By default other lxc hosts will go over my NAT interface:

sudo sed -i -e's|lxc.network.link = lxcbr0|lxc.network.link = mlabnatbr0|' /etc/lxc/default.conf

Make mlabnatbr0 the default for lxc:

sudo sh -c 'cat <<EOF > /etc/lxc/default.conf
lxc.network.type = veth
lxc.network.link = mlabnatbr0
lxc.network.flags = up
lxc.network.hwaddr = 00:16:3e:xx:xx:xx
EOF'

Install and configure radvd and dnsmasq for lxc mlabnatbr0:

sudo apt-get -y install radvd
sudo sh -c 'cat <<EOF > /etc/radvd.conf
interface mlabnatbr0
{
   # Advertise
   AdvSendAdvert on;

   # Maximum time between RAs
   MaxRtrAdvInterval 60;

   AdvManagedFlag on;

   prefix fd57:c87d:f1ee:ee01::1/64
   {
        # We are the only router.

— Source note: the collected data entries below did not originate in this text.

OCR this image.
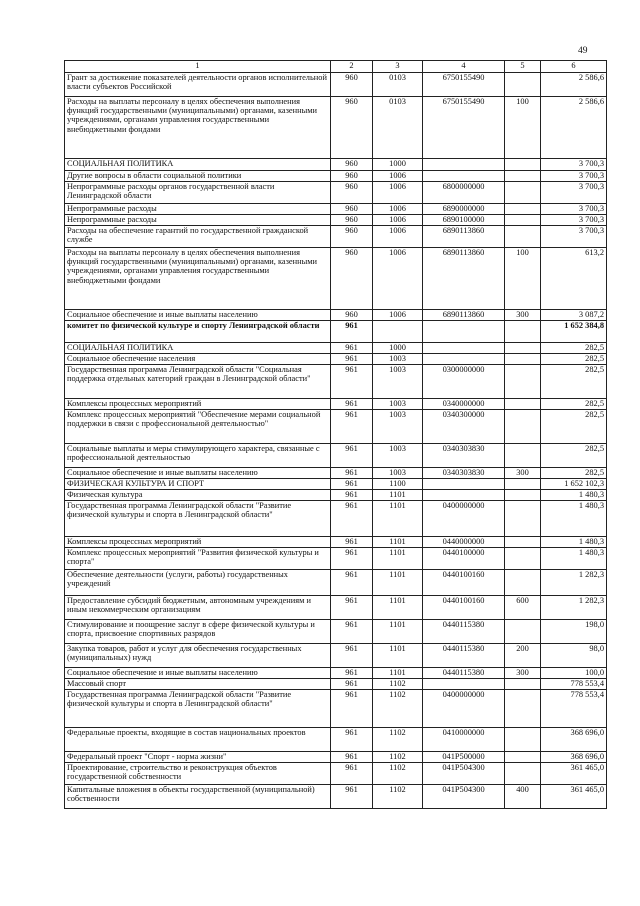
49
1	2	3	4	5	6
Грант за достижение показателей деятельности органов исполнительной власти субъектов Российской	960	0103	6750155490		2 586,6
Расходы на выплаты персоналу в целях обеспечения выполнения функций государственными (муниципальными) органами, казенными учреждениями, органами управления государственными внебюджетными фондами	960	0103	6750155490	100	2 586,6
СОЦИАЛЬНАЯ ПОЛИТИКА	960	1000			3 700,3
Другие вопросы в области социальной политики	960	1006			3 700,3
Непрограммные расходы органов государственной власти Ленинградской области	960	1006	6800000000		3 700,3
Непрограммные расходы	960	1006	6890000000		3 700,3
Непрограммные расходы	960	1006	6890100000		3 700,3
Расходы на обеспечение гарантий по государственной гражданской службе	960	1006	6890113860		3 700,3
Расходы на выплаты персоналу в целях обеспечения выполнения функций государственными (муниципальными) органами, казенными учреждениями, органами управления государственными внебюджетными фондами	960	1006	6890113860	100	613,2
Социальное обеспечение и иные выплаты населению	960	1006	6890113860	300	3 087,2
комитет по физической культуре и спорту Ленинградской области	961				1 652 384,8
СОЦИАЛЬНАЯ ПОЛИТИКА	961	1000			282,5
Социальное обеспечение населения	961	1003			282,5
Государственная программа Ленинградской области "Социальная поддержка отдельных категорий граждан в Ленинградской области"	961	1003	0300000000		282,5
Комплексы процессных мероприятий	961	1003	0340000000		282,5
Комплекс процессных мероприятий "Обеспечение мерами социальной поддержки в связи с профессиональной деятельностью"	961	1003	0340300000		282,5
Социальные выплаты и меры стимулирующего характера, связанные с профессиональной деятельностью	961	1003	0340303830		282,5
Социальное обеспечение и иные выплаты населению	961	1003	0340303830	300	282,5
ФИЗИЧЕСКАЯ КУЛЬТУРА И СПОРТ	961	1100			1 652 102,3
Физическая культура	961	1101			1 480,3
Государственная программа Ленинградской области "Развитие физической культуры и спорта в Ленинградской области"	961	1101	0400000000		1 480,3
Комплексы процессных мероприятий	961	1101	0440000000		1 480,3
Комплекс процессных мероприятий "Развития физической культуры и спорта"	961	1101	0440100000		1 480,3
Обеспечение деятельности (услуги, работы) государственных учреждений	961	1101	0440100160		1 282,3
Предоставление субсидий бюджетным, автономным учреждениям и иным некоммерческим организациям	961	1101	0440100160	600	1 282,3
Стимулирование и поощрение заслуг в сфере физической культуры и спорта, присвоение спортивных разрядов	961	1101	0440115380		198,0
Закупка товаров, работ и услуг для обеспечения государственных (муниципальных) нужд	961	1101	0440115380	200	98,0
Социальное обеспечение и иные выплаты населению	961	1101	0440115380	300	100,0
Массовый спорт	961	1102			778 553,4
Государственная программа Ленинградской области "Развитие физической культуры и спорта в Ленинградской области"	961	1102	0400000000		778 553,4
Федеральные проекты, входящие в состав национальных проектов	961	1102	0410000000		368 696,0
Федеральный проект "Спорт - норма жизни"	961	1102	041P500000		368 696,0
Проектирование, строительство и реконструкция объектов государственной собственности	961	1102	041P504300		361 465,0
Капитальные вложения в объекты государственной (муниципальной) собственности	961	1102	041P504300	400	361 465,0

If we shut down, nobody else can route
        # this prefix -- tell clients about this.
        DeprecatePrefix on;
   };
};
EOF'

sudo sh -c 'cat <<EOF > /etc/lxc/dnsmasq.conf
dhcp-range=::add:0:0:100,::add:0:0:1e3, constructor:mlabnatbr0, 12h

dhcp-option=option:all-subnets-local,1
dhcp-option=option6:dns-server,[::]
dhcp-option=option6:ntp-server,[::]
dhcp-option=option:domain-search,mlabnat.pcdummy.lan
EOF'

Create the lxd user and give him some permissions:

sudo useradd -r -d /var/lib/lxd -s /bin/bash lxd # /bin/bash so i can "ssh lxd@localhost"
sudo usermod -a -G lxd pcdummy
# Give lxd 99 uid/gid ranges to map.
for i in {1..99}; do
    sudo usermod --add-subuids ${i}00000-${i}65536 lxd
    sudo usermod --add-subgids ${i}00000-${i}65536 lxd
done # This takes a while
sudo mkdir /var/lib/lxd
sudo chown lxd:lxd /var/lib/lxd
sudo sudo -H -u lxd mkdir -p /var/lib/lxd/.config/lxc/
sudo sudo -H -u lxd sh -c 'cat <<EOF > /var/lib/lxd/.config/lxc/default.conf
lxc.include = /etc/lxc/default.conf
lxc.id_map = u 0 100000 65537
lxc.id_map = g 0 100000 65537
EOF'

Allow userspace containers to use the network interfaces:

echo 'lxd veth mlabnatbr0 100' | sudo tee -a /etc/lxc/lxc-usernet 1>/dev/null
echo 'lxd veth mlabbr0 100' | sudo tee -a /etc/lxc/lxc-usernet 1>/dev/null

Restart lxc and lxc-net

sudo service lxc stop
sudo service lxc-net restart
sudo service lxc start

For “ssh lxd@localhost”

sudo apt-get -y install openssh-server
sudo mkdir /var/lib/lxd/.ssh/
sudo cp $HOME/.ssh/workkey.pub /var/lib/lxd/.ssh/authorized_keys
sudo chown -R lxd:lxd /var/lib/lxd/.ssh/

Gimp

sudo apt-get -y install gimp gimp-help-de gimp-plugin-registry

Rhythmbox close on hide

pushd .
mkdir -p ~/.local/share/rhythmbox/plugins
cd ~/.local/share/rhythmbox/plugins
git clone https://github.com/fossfreedom/close-on-hide
popd

after close rhythmbox and open it again (real close), then enable
the plugin, have fun.

DNS .local fix

At my employer we use a .local Domain, the above link shows you how to fix it.